Yoga has been in my life for years now but only to a small extent. I learned how to do a Sun Salutation from the Superhero 15 ago. I also did yoga when I was pregnant with Jupiter, my second son. I could do a sort of crow and a tripod headstand but had no desire to put in the work to unlock my hips and tight legs. My legs and hips have always been so incredibly tight that it was painful to try and stretch.
Running makes ones legs, and well my whole body, tight and stiff. It was daunting to make the commitment to change and improve my body. I wanted to push myself and learn and to dig deep inside and face what I have avoided facing. I had lots of stress locked up in my hips and I was afraid to address that stress. In hindsight I am thankful that I was cosmically pushed into it much like being pushed into barefoot running due to chronic shin splints and lower back pain.
Just like with my barefoot running experience, I had to start from the beginning. Let go of all of my aversions to discomfort and embrace it even. Learning to make friends with the poses that were most difficult for me was much like ditching my shoes and starting out at a quarter mile barefoot. Listening carefully to your body, which is an often repeated barefoot runners advice, is imperative. Knowing how far to push without injury and yet making improvements is tricky yet part of the path forward.
I am starting to see some fabulous improvement and not just in my body but in my heart and mind as well. I love movement meditation. I rarely ran with music or distraction. I like the sound of my breath and the beat of my heart and being in tune and aware of my surroundings. Its cathartic. Now that I have loosened up my hips and legs, I can sit in easy pose and meditate but I still love to meditate through movement. Yoga asanas are meant to be connected to the breath, so again, a perfect match for me.

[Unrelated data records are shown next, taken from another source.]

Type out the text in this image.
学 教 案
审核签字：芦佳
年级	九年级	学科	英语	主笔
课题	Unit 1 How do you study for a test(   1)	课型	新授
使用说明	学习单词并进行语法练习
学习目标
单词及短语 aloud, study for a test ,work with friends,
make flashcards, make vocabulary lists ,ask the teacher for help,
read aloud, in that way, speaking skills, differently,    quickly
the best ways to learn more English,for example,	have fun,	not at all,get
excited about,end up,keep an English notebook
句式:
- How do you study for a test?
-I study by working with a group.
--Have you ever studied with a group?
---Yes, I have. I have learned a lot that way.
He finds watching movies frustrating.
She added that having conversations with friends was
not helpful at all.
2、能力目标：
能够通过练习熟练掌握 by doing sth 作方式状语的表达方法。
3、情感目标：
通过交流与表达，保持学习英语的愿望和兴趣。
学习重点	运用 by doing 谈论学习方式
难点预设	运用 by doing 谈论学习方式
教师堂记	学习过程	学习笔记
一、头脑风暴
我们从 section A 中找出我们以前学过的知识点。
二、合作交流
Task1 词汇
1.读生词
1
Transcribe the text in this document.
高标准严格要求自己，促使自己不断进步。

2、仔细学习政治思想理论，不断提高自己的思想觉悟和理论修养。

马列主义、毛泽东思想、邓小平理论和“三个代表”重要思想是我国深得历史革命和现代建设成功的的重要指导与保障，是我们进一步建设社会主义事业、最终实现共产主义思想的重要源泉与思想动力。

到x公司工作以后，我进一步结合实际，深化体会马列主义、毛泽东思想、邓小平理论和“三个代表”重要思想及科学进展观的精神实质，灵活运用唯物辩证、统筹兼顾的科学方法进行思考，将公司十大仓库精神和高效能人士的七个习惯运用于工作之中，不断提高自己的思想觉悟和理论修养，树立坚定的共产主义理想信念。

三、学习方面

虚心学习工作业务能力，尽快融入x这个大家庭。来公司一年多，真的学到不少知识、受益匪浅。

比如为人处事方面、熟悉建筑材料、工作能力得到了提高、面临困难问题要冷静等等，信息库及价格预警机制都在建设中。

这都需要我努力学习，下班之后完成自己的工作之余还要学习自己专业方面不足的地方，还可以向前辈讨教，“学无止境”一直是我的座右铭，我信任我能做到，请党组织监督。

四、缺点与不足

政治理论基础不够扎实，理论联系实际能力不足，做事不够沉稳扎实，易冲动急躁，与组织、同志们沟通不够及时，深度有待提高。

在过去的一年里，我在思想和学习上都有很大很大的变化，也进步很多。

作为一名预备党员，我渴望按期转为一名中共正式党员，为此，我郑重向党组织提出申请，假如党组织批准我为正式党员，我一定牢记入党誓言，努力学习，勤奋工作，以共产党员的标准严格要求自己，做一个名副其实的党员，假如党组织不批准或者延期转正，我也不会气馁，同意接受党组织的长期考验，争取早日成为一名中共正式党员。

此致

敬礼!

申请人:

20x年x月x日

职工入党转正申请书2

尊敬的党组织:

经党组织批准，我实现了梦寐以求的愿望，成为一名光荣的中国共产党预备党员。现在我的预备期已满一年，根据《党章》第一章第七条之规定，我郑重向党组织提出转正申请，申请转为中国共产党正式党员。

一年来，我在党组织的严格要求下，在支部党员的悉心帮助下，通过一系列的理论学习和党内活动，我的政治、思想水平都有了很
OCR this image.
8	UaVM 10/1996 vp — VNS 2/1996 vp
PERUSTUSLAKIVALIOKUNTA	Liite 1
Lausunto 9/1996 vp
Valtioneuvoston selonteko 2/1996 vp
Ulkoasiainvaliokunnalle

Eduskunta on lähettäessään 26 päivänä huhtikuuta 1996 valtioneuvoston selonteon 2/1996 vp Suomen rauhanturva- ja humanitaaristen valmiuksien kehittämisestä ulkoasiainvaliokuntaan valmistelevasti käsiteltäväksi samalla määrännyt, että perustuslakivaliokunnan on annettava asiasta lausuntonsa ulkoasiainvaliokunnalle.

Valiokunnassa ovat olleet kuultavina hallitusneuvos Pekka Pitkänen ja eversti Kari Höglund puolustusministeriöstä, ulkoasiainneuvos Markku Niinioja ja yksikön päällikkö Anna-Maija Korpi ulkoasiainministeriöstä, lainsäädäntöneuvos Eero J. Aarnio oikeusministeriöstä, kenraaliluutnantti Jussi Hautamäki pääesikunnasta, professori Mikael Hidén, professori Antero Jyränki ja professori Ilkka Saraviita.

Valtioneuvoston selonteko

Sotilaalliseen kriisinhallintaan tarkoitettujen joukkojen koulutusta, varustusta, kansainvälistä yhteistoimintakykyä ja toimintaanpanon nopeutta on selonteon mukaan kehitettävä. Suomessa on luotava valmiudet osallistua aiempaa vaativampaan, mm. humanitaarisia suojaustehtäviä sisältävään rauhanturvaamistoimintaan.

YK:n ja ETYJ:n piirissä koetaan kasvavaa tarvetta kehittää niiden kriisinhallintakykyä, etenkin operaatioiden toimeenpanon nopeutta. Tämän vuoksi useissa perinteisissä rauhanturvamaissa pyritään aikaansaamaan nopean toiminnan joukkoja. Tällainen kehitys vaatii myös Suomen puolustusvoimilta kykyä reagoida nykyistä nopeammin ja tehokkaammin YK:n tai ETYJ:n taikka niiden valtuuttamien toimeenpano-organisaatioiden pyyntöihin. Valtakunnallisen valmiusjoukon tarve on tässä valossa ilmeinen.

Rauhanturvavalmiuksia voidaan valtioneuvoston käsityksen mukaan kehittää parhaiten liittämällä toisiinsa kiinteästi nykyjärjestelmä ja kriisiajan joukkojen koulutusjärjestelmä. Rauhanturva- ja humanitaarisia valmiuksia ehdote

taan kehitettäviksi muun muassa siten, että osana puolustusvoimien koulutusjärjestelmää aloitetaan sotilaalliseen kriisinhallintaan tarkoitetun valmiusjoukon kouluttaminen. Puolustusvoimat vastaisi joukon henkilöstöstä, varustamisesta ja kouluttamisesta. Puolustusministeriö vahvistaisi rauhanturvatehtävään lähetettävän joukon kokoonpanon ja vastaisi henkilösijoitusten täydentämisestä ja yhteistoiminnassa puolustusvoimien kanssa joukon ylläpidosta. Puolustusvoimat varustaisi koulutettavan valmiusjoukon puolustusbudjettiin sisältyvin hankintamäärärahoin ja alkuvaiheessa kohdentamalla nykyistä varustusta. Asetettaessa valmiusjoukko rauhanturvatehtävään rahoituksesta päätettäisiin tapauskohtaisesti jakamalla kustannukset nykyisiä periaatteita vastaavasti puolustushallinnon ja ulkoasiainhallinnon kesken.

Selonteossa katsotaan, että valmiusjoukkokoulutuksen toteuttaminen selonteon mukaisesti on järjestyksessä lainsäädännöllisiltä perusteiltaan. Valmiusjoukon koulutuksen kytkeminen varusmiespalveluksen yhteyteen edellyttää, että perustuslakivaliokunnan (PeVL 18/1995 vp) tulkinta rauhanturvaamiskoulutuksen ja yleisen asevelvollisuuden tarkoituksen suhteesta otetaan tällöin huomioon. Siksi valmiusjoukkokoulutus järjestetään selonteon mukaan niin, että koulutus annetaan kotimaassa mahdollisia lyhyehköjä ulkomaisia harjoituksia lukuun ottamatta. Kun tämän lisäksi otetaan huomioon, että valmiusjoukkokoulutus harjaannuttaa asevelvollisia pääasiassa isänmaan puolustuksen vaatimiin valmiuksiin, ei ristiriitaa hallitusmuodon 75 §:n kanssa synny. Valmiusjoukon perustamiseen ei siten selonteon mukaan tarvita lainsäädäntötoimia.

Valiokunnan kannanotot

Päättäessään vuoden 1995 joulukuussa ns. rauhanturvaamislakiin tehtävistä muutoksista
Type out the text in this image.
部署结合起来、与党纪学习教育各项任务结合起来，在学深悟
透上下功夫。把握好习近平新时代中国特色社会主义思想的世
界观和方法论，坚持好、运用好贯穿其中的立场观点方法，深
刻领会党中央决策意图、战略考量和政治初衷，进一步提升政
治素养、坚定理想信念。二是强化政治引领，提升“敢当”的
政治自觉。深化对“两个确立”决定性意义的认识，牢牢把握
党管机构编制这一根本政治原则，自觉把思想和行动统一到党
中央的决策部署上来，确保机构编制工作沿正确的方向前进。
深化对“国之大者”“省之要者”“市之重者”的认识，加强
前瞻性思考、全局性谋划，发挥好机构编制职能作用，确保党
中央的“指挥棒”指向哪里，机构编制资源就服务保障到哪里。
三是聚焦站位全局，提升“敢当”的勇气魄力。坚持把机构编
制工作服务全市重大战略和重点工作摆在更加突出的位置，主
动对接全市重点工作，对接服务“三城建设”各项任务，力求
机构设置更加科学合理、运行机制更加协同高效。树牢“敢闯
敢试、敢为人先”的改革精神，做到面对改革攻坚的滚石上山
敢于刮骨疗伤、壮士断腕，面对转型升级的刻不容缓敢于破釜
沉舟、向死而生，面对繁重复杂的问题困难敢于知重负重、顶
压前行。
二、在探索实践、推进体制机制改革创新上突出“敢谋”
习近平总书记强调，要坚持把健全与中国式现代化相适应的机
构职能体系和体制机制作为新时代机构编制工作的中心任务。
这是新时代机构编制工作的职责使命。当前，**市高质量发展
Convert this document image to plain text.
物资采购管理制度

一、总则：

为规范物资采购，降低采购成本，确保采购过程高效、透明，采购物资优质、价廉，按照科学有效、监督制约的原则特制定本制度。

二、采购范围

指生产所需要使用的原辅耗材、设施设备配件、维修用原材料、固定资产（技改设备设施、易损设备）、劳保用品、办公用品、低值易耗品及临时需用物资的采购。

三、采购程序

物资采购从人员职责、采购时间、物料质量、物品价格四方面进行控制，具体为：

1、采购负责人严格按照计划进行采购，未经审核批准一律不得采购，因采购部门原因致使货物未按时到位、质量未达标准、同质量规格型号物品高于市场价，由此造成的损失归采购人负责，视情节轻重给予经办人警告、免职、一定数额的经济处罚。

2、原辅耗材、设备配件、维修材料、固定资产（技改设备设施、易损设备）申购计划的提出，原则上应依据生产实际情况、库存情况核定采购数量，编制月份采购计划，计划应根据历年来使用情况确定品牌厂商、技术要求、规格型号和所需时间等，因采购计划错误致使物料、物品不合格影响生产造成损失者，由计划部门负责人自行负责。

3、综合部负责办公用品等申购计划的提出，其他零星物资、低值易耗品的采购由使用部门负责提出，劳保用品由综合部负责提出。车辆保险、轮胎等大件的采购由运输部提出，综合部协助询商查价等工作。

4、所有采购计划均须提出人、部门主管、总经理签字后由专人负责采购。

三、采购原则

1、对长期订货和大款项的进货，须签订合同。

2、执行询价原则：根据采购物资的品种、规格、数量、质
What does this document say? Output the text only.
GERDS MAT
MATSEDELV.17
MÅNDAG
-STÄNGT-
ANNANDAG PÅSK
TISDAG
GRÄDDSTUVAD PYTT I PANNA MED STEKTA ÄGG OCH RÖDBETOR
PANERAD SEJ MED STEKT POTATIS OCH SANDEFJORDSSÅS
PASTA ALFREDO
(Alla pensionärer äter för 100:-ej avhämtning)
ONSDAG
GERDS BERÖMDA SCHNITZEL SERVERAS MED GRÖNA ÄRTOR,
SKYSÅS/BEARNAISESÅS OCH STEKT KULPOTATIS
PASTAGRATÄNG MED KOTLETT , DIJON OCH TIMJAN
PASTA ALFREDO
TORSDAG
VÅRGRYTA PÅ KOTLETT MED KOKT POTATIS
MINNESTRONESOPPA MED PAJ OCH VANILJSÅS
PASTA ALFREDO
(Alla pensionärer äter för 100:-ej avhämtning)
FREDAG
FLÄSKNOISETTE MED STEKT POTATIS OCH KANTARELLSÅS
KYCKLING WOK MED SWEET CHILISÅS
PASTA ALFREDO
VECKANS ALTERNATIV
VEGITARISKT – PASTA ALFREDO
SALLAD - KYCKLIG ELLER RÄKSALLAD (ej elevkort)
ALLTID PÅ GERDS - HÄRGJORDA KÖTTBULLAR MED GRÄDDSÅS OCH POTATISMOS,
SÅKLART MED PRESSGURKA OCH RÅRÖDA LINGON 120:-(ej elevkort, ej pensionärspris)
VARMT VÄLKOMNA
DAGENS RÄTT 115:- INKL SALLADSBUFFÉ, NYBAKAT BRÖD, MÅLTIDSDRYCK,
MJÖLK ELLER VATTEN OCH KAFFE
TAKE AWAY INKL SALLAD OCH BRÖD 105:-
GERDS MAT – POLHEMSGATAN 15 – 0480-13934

"yoga is the progression of improving one's ability over time, not the struggle to do something the body isn't ready for. Just like running." ~Chris Gkikas
Although I was impatient to get in a good sweat in and stack up some proverbial miles in yoga, you can't go out on the first day and run 10 miles and as in with yoga, you cant just do the splits or a handstand. The body takes time to adapt and there are nuanced and subtle changes that take place that may look small to our eager eyes but are in fact profound changes taking place. It takes patience, humility, and compassion for yourself.
During the last 5 or so months I have noticed many similarities between barefoot running and yoga. I will be doing a pose and all of the sudden I will get a sense of Deja vu and remember the same feeling in both my body and mind that I had felt while running. Some poses are like running hills. In the beginning they seem insurmountable and then one day you stand at the top and think that it was much more enjoyable than you ever imagined it could be. You see yourself differently and and see that you are better.
With both yoga and barefoot running I don't regret doing it even if the session or run doesn't turn out the way I hoped it would I am still better off for having done it. The hard days are often the most rewarding.
Live long and prosper and take care of those piggies!!